Cliff Shares His Secrets for Maintaining Tight Glycemic Control and Weight Loss
‘My low and good quality fat, medium protein, high carbohydrate and low GI diet have proved invaluable in helping me maintain tight glycemic control and long term weight loss for some years. I now weigh 93 kg—down from 118 kg back in 1980 when I was 40.

I took early retirement about 12 years ago for health reasons and because I knew that I needed to make some real lifestyle changes if I was going to have a life. Before that I had worked as an actuary, which is a very high pressure, demanding job. At 46 I was diagnosed with diabetes, some three years later I had a mild heart attack, and in 1995 I needed to take insulin to manage my diabetes. 1997 was my landmark year. I had successful six-artery bypass surgery and learned how to manage my diet using GI.

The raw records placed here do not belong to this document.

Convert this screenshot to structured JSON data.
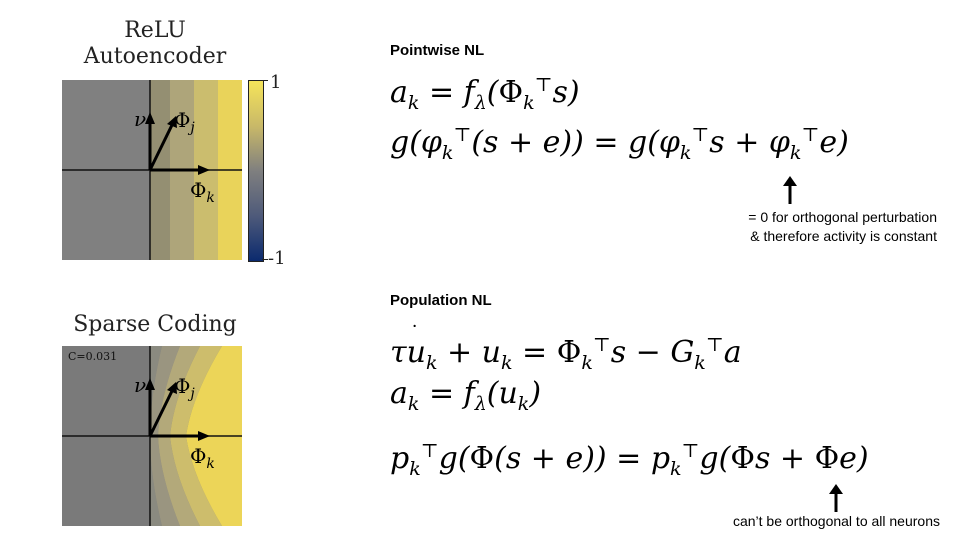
{
  "left_panels": {
    "relu": {
      "title_line1": "ReLU",
      "title_line2": "Autoencoder",
      "label_nu": "ν",
      "label_phi_j": "Φ",
      "label_phi_j_sub": "j",
      "label_phi_k": "Φ",
      "label_phi_k_sub": "k",
      "colorbar_max": "1",
      "colorbar_min": "-1"
    },
    "sparse": {
      "title": "Sparse Coding",
      "c_label": "C=0.031",
      "label_nu": "ν",
      "label_phi_j": "Φ",
      "label_phi_j_sub": "j",
      "label_phi_k": "Φ",
      "label_phi_k_sub": "k"
    }
  },
  "pointwise": {
    "title": "Pointwise NL",
    "note_line1": "= 0 for orthogonal perturbation",
    "note_line2": "& therefore activity is constant"
  },
  "population": {
    "title": "Population NL",
    "note": "can’t be orthogonal to all neurons"
  },
  "colors": {
    "cb_top": "#f5e45a",
    "cb_mid": "#7f7f7f",
    "cb_bottom": "#0b2a6e",
    "panel_gray": "#808080"
  }
}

When I started using the low GI approach, the first thing I had to learn was not to focus on the GI alone but to use it as a carbohydrate selection tool in meal preparation and when shopping (where label reading is of paramount importance). Memorising which of my regular basic foods are low GI is very useful for me, as I do not have to look up the GI & GL tables very often. Also I find it essential to count my daily fat and carbohydrate intake using a simplified ‘portion’ unit method, as I must not only monitor my GL but also my total energy intake.

What works best for me is to have six small meals daily, each with two or three carbohydrate portions, depending on my BGL two hours after the previous meal and current level of physical activity. (I know that this is very compulsive. But it works for me as a disciplined daily routine, which does not unduly inhibit my quality of life). Equally important is for me to average at least one hour’s walking, or equivalent exercise, daily.

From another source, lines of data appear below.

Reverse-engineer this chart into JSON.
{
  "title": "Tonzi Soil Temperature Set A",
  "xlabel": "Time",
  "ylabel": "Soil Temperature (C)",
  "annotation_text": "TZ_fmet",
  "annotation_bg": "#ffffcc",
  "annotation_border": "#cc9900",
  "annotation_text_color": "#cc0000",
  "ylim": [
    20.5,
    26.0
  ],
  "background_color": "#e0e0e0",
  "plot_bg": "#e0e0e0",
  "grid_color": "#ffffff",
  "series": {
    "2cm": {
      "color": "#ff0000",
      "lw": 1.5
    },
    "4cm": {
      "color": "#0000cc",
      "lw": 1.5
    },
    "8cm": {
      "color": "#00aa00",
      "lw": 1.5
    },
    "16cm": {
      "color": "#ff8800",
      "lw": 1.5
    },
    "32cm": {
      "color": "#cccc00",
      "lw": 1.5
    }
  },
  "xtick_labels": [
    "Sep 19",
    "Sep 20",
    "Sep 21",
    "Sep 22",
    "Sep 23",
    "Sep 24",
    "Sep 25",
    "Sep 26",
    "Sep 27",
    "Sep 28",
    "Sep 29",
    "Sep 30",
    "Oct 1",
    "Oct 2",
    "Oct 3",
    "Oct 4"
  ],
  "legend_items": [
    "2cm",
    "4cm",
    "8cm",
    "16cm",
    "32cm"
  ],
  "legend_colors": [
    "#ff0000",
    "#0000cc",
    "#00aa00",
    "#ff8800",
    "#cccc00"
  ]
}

To ensure good mid morning BGL readings, I find it necessary to confine breakfast to two pieces of low GI fruit, rather than higher energy density cereal and milk with the same carbohydrate content – I eat bread and cereal later in the day when my insulin resistance is lower and I am consequently more at risk of having a ‘hypo’.

I average five or six pieces of fruit per day (at the risk of having too little bread and cereal!). And have a large plate of microwaved vegetables (mainly home grown) and side salad as part of the normal evening (fifth) meal, which is usually the only one including meat or seafood. My weekly main meal goal is: 30% seafood; 30% vegetarian; 30% poultry, pork, veal and game meat; and 10% other red meat.

Portion control is an ongoing challenge, as is insidious non hungry eating (I suffer from binge eating syndrome), especially in the evening.

From my experience, I must concede that my program would be rather difficult to maintain fully if still working full time in a demanding stressful job. Being retired makes life much easier for a diabetic. But I am well and managing well. I have no serious diabetic complications – no eye or renal problems, my heart health is stable and the main problem I have is moderate peripheral neuropathy. Just for the record: my HbA1c is now 6.1, triglycerides 1.3, cholesterol – total 3.4, HDL 1.1, LDL 1.7, and VLDL 0.6.